La France vient de connaître une décade prodigieuse. Celle-ci a
commencé avec la révélation de l’affaire Benalla par le journal Le Monde
et se termine avec la contre-offensive du clan macroniste largement
déstabilisé jusqu’à ces derniers jours.
Contrairement aux apparences, c’est sans doute ce dernier épisode qui
devrait inquiéter les Français, tant il témoigne des manipulations qui
éloignent notre pays de la démocratie.
Le président de la République est évidemment au cœur de cette mise en
scène de A à Z. Il s’agissait, pour lui, d’éviter de se voir attiré dans
la broyeuse médiatique, comme ce pauvre François Hollande lors de
l’affaire Leonarda, pourtant infiniment moins grave, et dans laquelle
l’ancien Président n’avait aucune raison d’intervenir. Or, l’affaire
Benalla est avant tout une affaire Macron. C’est ce dernier qui l’a
embauché pour sa campagne. Il fait partie de ces socialistes qui ont
accompagné le sauvetage réussi des socialistes progressistes et ont
empêché l’alternance légitime dans une démocratie saine. Sa proximité
avec le couple Macron ne laisse aucun doute. La tentative d’étouffer le
scandale entre le 2 mai et le 19 juillet, en n’informant pas le parquet
des délits commis par l’intéressé et en se contentant d’une sanction
virtuelle, dévoile la protection particulière dont il bénéficiait. La
première réaction officielle fut aussi la première intervention du
porte-parole élyséen Bruno Roger-Petit, cet ex-journaliste polémiste,
qui sombra ce jour-là dans la langue de bois pontifiante… et mensongère,
en prétendant que le faux-policier du 1er mai avait vu son salaire
amputé. L’essentiel était que le Président, lui, ne s’exprimait pas.
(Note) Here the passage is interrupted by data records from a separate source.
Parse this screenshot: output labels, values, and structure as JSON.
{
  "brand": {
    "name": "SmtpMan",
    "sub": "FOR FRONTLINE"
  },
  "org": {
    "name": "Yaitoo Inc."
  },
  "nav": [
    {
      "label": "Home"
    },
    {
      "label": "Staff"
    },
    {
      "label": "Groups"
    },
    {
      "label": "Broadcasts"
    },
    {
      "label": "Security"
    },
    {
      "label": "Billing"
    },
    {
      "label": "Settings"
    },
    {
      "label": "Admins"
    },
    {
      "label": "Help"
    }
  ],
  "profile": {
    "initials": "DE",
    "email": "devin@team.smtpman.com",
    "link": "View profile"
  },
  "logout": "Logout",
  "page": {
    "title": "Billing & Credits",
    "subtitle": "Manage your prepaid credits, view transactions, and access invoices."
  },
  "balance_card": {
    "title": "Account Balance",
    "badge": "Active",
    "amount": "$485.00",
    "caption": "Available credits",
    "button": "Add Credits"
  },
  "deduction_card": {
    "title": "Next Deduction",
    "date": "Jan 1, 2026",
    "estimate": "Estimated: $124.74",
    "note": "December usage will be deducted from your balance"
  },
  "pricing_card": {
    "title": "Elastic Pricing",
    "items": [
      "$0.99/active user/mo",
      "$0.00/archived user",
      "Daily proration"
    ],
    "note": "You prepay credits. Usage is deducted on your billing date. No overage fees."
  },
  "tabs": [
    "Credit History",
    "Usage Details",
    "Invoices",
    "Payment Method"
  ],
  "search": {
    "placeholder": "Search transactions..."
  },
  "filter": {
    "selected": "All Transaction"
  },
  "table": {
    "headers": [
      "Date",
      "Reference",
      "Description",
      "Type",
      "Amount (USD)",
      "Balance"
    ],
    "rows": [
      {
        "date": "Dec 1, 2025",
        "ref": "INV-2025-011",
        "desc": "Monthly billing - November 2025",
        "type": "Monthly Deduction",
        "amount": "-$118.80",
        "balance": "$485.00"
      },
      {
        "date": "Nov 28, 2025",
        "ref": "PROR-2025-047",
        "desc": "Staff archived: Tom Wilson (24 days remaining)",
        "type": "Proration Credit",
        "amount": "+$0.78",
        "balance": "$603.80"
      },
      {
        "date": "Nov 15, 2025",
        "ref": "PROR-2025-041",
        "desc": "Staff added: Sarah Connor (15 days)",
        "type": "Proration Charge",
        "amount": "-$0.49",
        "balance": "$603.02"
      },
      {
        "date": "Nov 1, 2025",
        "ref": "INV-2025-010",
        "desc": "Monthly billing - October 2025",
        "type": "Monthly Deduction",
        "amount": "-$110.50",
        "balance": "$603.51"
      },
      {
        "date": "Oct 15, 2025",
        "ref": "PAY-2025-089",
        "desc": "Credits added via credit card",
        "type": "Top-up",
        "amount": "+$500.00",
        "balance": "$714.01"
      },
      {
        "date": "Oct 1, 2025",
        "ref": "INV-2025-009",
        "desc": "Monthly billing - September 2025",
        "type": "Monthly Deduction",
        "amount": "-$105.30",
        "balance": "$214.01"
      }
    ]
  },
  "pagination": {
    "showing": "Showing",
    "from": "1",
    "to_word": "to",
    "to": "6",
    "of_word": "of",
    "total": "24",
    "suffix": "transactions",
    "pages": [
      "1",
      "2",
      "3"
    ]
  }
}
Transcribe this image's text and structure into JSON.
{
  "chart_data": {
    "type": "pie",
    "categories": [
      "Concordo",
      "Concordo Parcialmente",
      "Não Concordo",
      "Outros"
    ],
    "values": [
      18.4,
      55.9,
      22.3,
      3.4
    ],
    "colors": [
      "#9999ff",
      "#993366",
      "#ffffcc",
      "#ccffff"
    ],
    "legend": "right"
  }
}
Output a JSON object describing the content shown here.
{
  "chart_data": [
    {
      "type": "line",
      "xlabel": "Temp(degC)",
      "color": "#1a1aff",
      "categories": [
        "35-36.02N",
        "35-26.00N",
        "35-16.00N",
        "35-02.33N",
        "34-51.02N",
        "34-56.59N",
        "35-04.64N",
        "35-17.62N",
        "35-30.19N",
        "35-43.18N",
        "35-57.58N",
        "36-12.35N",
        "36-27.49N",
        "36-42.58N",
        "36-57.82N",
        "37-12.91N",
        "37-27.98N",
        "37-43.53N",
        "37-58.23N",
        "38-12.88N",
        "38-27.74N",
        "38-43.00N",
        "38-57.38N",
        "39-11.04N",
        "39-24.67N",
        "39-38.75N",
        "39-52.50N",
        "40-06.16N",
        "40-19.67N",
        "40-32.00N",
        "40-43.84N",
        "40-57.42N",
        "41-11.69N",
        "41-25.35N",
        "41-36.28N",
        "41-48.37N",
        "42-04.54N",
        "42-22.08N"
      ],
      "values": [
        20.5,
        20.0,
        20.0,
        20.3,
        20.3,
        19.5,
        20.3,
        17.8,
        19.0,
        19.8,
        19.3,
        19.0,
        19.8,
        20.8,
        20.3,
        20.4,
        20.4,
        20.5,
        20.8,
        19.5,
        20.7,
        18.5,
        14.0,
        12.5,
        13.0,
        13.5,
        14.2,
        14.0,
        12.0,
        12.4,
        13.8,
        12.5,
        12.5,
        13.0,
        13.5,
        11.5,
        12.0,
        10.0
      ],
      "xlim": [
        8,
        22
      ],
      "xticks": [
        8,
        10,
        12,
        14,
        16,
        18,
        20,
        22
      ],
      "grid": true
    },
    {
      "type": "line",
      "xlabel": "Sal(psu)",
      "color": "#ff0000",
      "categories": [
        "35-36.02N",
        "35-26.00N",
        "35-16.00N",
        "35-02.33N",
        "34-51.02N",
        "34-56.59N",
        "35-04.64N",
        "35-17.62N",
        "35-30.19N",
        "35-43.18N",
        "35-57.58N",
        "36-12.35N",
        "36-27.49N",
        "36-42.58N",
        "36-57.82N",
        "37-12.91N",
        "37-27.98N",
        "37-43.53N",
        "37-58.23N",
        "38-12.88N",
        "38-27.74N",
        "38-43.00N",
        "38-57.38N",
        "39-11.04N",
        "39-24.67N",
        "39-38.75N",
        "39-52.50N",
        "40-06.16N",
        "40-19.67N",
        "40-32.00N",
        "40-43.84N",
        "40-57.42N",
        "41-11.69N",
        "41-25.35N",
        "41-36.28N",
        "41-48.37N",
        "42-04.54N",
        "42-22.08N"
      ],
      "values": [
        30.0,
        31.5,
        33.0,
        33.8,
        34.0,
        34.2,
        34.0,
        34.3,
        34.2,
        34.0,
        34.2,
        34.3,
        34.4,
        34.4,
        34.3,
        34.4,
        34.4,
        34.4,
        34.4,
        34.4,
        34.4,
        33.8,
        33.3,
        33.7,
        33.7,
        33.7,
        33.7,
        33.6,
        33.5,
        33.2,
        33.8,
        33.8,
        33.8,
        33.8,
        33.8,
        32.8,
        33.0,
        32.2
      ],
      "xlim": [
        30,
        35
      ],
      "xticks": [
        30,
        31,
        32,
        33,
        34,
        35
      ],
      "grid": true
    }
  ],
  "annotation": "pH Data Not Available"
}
C’est là le fil rouge de la mise en scène dont le sommet est atteint
avec le discours devant son clan à la Maison de l’Amérique latine : il
dit qu’il est le seul responsable et défie ses contradicteurs : « Qu’ils
viennent me chercher ! » Extraordinaire formule écran, puisqu’il est
constitutionnellement hors d’atteinte et que tout le scénario consiste,
précisément, à éloigner le Président de toute responsabilité.
D’abord, il s’agit de circonscrire le problème à une faute personnelle
commise le 1er mai par un homme impulsif et dévoué en tentant d’écarter
le risque de voir accuser le système au pouvoir depuis l’élection de M.
Macron. C’est pourquoi les éléments de langage du clan reprennent
jusqu’à plus soif ce leitmotiv. On se souvient, non sans amusement, du
film Z, de Costa-Gavras, lorsque le juge interprété par Trintignant
s’aperçoit que tous les « témoins » emploient la même formule : « Il a
bondi comme un tigre. » L’attitude de nombreux députés LREM se faisant
les colporteurs des messages répétitifs concoctés par la présidence est
une honte, un abandon de la moindre dignité parlementaire. La présidente
de la commission des lois, membre de la majorité, trahira carrément son
mandat en rendant stérile la commission d’enquête de l’Assemblée. Le
parti présidentiel a réalisé son objectif. Il ne voulait pas d’une
commission d’enquête qui, elle, aurait été présidée par un membre de
l’opposition. C’est donc la commission des lois qui a mené les
interrogatoires dans une salle trop petite et qui a soigneusement limité
le nombre et la qualité des personnalités interrogées de telle façon
que l’objet de l’enquête soit réduit aux événements du 1er mai, place de
la Contrescarpe, et sans interférer, bien sûr avec la procédure
judiciaire engagée. C’est pourquoi les vrais problèmes, c’est-à-dire le
rôle exorbitant du pouvoir élyséen, le fonctionnement monarchique de
l’État, le contournement des hiérarchies légitimes, de l’État de droit,
les mensonges de la cour, en un mot le pourrissement de « la République
inaltérable », sont évacués.
On assiste à ce spectacle dégradant d’une présidente de commission
essayant, par ses questions, d’obtenir les réponses les plus favorables
au pouvoir. C’est ainsi qu’elle a cherché à faire dire au commandant des
CRS présents le 1er mai que l’intervention de civils pour prêter
main-forte à des policiers lors d’une intervention était normale. Il
venait, en effet, de déclarer que l’intervention de Benalla était
absolument inutile. Il finit par dire que la participation de policiers
en civil au maintien de l’ordre est courante. Et la présidente se garde
de conclure que si les CRS avaient pris Benalla et son comparse pour des
policiers en civil, les intéressés n’ignoraient rien de l’illégalité de
leur action, et que celle-ci était donc le fruit du sentiment
d’impunité de ceux qui sont proches de Macron.